An expert survey to assess the current status and future challenges of energy system analysis

An expert survey to assess the current status and future challenges of energy system analysis
Notice: This research summary and analysis were automatically generated using AI technology. For absolute accuracy, please refer to the [Original Paper Viewer] below or the Original ArXiv Source.

Decision support systems like computer-aided energy system analysis (ESA) are considered one of the main pillars for developing sustainable and reliable energy transformation strategies. Although today’s diverse tools can already support decision-makers in a variety of research questions, further developments are still necessary. Intending to identify opportunities and challenges in the field, we classify modelling capabilities (32), methodologies (15) implementation issues (15) and management issues (7) from an extensive literature review. Based on a quantitative expert survey of energy system modellers (N=61) mainly working with simulation and optimisation models, the status of development and the complexity of realisation of those modelling topics are assessed. While the rated items are considered to be more complex than actually represented, no significant outliers are determinable, showing that there is no consensus about particular aspects of ESA that are lacking development. Nevertheless, a classification of the items in terms of a specially defined modelling strategy matrix identifies capabilities like land-use planning patterns, equity and distributional effects and endogenous technological learning as “low hanging fruits” for enhancement, as well as a large number of complex topics that are already well implemented. The remaining “tough nuts” regarding modelling capabilities include non-energy sector and social behaviour interaction effects. In general, the optimisation and simulation models differ in their respective strengths, justifying the existence of both. While methods were generally rated as quite well developed, combinatorial optimisation approaches, as well as machine learning, are identified as important research methods to be developed further for ESA.


💡 Research Summary

This paper investigates the present state and future challenges of computer‑aided Energy System Analysis (ESA), a cornerstone for designing sustainable and reliable energy transition pathways. The authors begin with an extensive literature review that yields a taxonomy of 32 modelling capabilities, 15 methodological approaches, 15 implementation issues, and 7 management concerns. These categories capture both traditional functions—such as power‑flow calculation, demand‑supply balancing, and renewable capacity optimisation—and emerging topics like land‑use planning, equity and distributional effects, endogenous technological learning, cross‑sector interactions, and behavioural modelling.

To assess how these items are perceived by practitioners, a quantitative survey was conducted with 61 energy‑system modellers, the majority of whom work with simulation or optimisation tools. Respondents rated each item on two separate 5‑point Likert scales: (1) the degree to which the capability or method is currently developed, and (2) the perceived complexity of implementing it in practice. Statistical analysis shows a consistent tendency to view most items as more complex than they are actually realised, indicating a gap between theoretical availability and practical deployment. No single item emerged as a clear outlier, suggesting that the community lacks a consensus on which aspects of ESA are most under‑developed.
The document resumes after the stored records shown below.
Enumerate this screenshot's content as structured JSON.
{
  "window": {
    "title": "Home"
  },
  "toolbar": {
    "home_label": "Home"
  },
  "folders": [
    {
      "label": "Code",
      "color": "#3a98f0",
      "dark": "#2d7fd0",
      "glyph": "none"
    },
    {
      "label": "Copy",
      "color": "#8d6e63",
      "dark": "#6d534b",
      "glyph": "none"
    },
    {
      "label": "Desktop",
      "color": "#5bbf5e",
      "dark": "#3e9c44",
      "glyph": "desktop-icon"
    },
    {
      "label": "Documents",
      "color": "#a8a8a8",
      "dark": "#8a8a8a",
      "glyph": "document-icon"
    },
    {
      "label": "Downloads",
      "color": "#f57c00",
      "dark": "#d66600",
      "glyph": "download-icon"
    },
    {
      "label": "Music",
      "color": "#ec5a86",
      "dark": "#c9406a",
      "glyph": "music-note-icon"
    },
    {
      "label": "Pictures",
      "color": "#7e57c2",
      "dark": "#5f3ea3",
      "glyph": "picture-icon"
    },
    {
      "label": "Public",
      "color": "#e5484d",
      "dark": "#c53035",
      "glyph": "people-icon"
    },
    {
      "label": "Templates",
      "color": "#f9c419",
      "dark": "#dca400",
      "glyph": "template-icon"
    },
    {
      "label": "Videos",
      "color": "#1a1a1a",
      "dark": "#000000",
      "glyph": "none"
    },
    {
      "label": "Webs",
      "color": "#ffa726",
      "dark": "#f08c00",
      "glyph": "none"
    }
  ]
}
The authors then map the survey results onto a purpose‑built “modelling strategy matrix”. The matrix’s axes are development level (low–high) and implementation complexity (low–high), producing four quadrants. Items placed in the lower‑right quadrant—labelled “low‑hanging fruit”—include land‑use planning patterns, equity/distributional effects, and endogenous learning. These are judged to be relatively easy to implement yet highly valuable, making them prime targets for short‑term research investment. The upper‑right quadrant contains “well‑implemented” features that are both mature and easy to use, such as basic power‑flow and optimisation algorithms. The upper‑left quadrant houses “advanced but complex” topics, notably non‑energy sector interactions and social‑behaviour modelling, which are recognised as essential for nuanced policy analysis but remain technically demanding. Finally, the lower‑left quadrant comprises “tough nuts” – capabilities that are both under‑developed and perceived as highly complex, requiring substantial methodological breakthroughs and data integration efforts.
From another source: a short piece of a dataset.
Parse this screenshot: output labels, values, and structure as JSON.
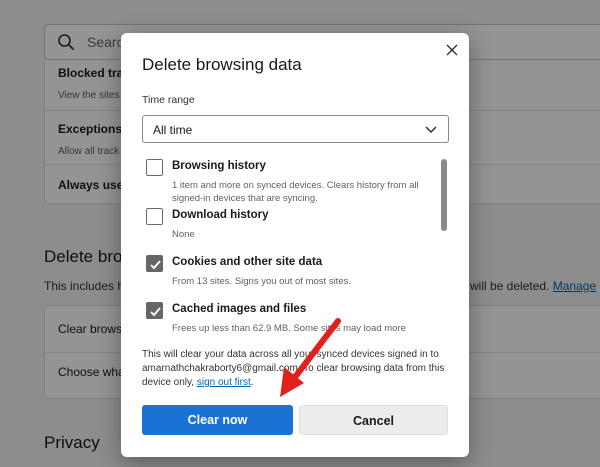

Methodologically, respondents generally consider existing optimisation and simulation techniques to be sufficiently mature. However, combinatorial optimisation and machine‑learning approaches received lower development scores, highlighting a need for further research in high‑dimensional search, surrogate modelling, and data‑driven decision support. The paper underscores that optimisation models excel at delivering cost‑optimal solutions, whereas simulation models are better suited for scenario exploration and uncertainty analysis; both are therefore indispensable and complementary.
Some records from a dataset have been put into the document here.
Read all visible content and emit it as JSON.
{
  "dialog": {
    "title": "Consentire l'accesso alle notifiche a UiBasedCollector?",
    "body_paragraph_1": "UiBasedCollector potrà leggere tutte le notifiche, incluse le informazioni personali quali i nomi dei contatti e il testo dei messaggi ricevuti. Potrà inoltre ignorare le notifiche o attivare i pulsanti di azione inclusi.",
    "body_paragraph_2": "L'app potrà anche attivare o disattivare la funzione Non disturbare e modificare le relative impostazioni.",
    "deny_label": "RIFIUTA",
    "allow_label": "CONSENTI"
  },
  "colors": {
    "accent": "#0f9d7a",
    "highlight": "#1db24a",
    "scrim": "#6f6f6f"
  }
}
Limitations are acknowledged: the sample is skewed toward modelers familiar with optimisation/simulation, potentially under‑representing the views of policymakers, industry practitioners, or experts in newer digital technologies such as digital twins or blockchain‑based energy markets. Moreover, the survey items, while comprehensive, may not capture the very latest methodological innovations.

In conclusion, the study provides a structured, data‑driven roadmap for ESA development. By distinguishing “low‑hanging fruit” from “tough nuts”, it guides researchers and funding agencies toward areas where modest effort can yield high policy relevance, as well as those that demand long‑term, interdisciplinary investment. The findings also reinforce the rationale for maintaining both optimisation and simulation toolchains, and they call for intensified work on combinatorial optimisation and machine‑learning techniques to keep ESA aligned with the growing complexity of future energy systems.